Tu penses peut-être que tout se joue au moment de conclure. En réalité, beaucoup de négociations échouent bien avant, souvent dans les premières minutes. Ce qui est intéressant, c’est que ces erreurs reviennent régulièrement, peu importe le secteur. Dans un parcours comme le BTS NDRC, on apprend vite que la préparation et la posture font déjà la moitié du travail.
1. Arriver en terrain inconnu
Ça paraît évident sur le papier, mais dans les faits, c’est encore fréquent. Se pointer en rendez-vous sans avoir creusé l’entreprise, son marché ou même ton interlocuteur, ça se voit tout de suite. Et surtout, ça s’entend.
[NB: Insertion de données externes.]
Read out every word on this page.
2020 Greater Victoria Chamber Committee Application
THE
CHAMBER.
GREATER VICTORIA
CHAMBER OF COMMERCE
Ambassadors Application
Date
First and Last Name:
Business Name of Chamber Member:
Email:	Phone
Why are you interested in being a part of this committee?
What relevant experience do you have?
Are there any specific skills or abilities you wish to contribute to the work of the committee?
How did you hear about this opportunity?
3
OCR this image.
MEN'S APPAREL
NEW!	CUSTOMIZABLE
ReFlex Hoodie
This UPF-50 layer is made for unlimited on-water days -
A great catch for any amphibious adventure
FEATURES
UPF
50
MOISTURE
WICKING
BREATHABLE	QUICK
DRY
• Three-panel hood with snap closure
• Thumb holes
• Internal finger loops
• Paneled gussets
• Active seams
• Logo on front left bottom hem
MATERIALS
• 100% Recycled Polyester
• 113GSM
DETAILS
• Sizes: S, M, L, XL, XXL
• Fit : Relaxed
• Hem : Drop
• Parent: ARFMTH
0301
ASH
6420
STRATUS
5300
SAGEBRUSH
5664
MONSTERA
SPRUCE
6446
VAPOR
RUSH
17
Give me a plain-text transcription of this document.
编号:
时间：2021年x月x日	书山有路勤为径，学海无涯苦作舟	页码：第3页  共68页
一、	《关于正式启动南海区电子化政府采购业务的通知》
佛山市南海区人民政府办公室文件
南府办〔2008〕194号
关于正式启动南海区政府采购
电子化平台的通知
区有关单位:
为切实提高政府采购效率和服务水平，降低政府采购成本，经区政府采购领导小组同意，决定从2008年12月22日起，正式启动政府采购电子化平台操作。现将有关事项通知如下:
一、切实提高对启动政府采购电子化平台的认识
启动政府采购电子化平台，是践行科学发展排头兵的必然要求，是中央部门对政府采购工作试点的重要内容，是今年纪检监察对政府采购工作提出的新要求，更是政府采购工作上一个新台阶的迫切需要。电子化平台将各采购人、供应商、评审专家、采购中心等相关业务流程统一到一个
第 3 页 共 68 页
Tu poses une question basique, tu hésites sur un chiffre, tu confonds un produit… et l’échange bascule. Ton interlocuteur comprend rapidement que tu n’as pas pris le temps. À partir de là, la relation démarre sur un déséquilibre. Dans les métiers liés à la relation client, ce manque de préparation est souvent rédhibitoire. Tu n’es plus perçu comme un partenaire potentiel, mais comme quelqu’un qui improvise. Et improviser, en négociation, ça coûte cher.
2.Parler trop tôt, écouter trop tard
Autre réflexe assez humain : vouloir bien faire, donc parler. Présenter son offre rapidement, dérouler ses arguments, montrer qu’on maîtrise son sujet. Sauf que dans beaucoup de cas, tu parles avant même d’avoir compris le besoin réel.
Résultat, tu proposes quelque chose… qui ne correspond pas vraiment. Ou seulement en partie. Et tu passes ensuite le reste du rendez-vous à rattraper le tir.
Ce décalage se ressent surtout quand tu travailles en techniques de vente. Les meilleurs profils ne sont pas ceux qui parlent le plus, mais ceux qui posent les bonnes questions au bon moment. Il y a un rythme à trouver, et il se joue dès les premières minutes.
3.Vouloir conclure trop vite
Tu sens que le client est intéressé, alors tu accélères. Tu proposes une offre, tu parles prix, tu cherches à signer. Sur le moment, ça peut sembler logique. Mais aller trop vite crée souvent de la méfiance. Une négociation, ce n’est pas une course. Si tu brûles les étapes, tu donnes l’impression de vouloir vendre à tout prix, sans prendre en compte les enjeux en face.
Dans un contexte de prospection commerciale, ce comportement est encore plus visible. Le prospect n’a pas encore installé une relation de confiance, et tu arrives déjà avec une proposition ferme. La discussion se ferme avant même d’avoir vraiment commencé.
4.Ignorer les signaux faibles
Un regard qui se détourne, une hésitation, une question qui revient… Ce sont des détails, mais ils disent beaucoup. Et pourtant, ils passent souvent à la trappe. Quand tu es concentré sur ton discours, tu oublies parfois d’observer. Tu déroules, tu enchaînes, sans capter que ton interlocuteur décroche ou doute. C’est souvent là que la négociation bascule sans que tu t’en rendes compte. Tu continues sur ta lancée, persuadé d’être convaincant, alors que la décision est déjà en train de se fermer en face.
5.Se positionner trop bas dès le départ
Par peur de perdre le deal, certains baissent leur prix ou font des concessions très tôt. C’est rassurant à court terme, mais problématique sur la suite. Tu installes une référence basse, difficile à remonter ensuite. Et surtout, tu envoies un message : ton offre est négociable immédiatement, sans discussion. Ce type de posture revient souvent chez ceux qui manquent d’expérience. Pourtant, avec un peu de recul, on comprend que la valeur perçue se construit dès les premiers échanges. Si tu la fragilises trop tôt, tu passes ton temps à te justifier derrière.
Oublier que la négociation est humaine
Dernier point, et pas des moindres. Derrière chaque échange, il y a une personne. Avec ses contraintes, ses objectifs, mais aussi ses doutes. Quand tu restes trop centré sur ton produit ou ton discours, tu passes à côté de cette dimension. Et c’est souvent ce qui fait la différence.
Une négociation ne se joue pas uniquement sur des arguments rationnels. Elle se joue aussi sur la capacité à créer un climat, à comprendre l’autre, à ajuster ton approche en temps réel. À IPAC Annecy, ces situations ne restent pas théoriques. Elles sont travaillées concrètement, parfois avec des erreurs, souvent avec des ajustements. C’est ce qui permet de comprendre que la négociation commence bien avant la signature, et parfois bien avant le rendez-vous lui-même.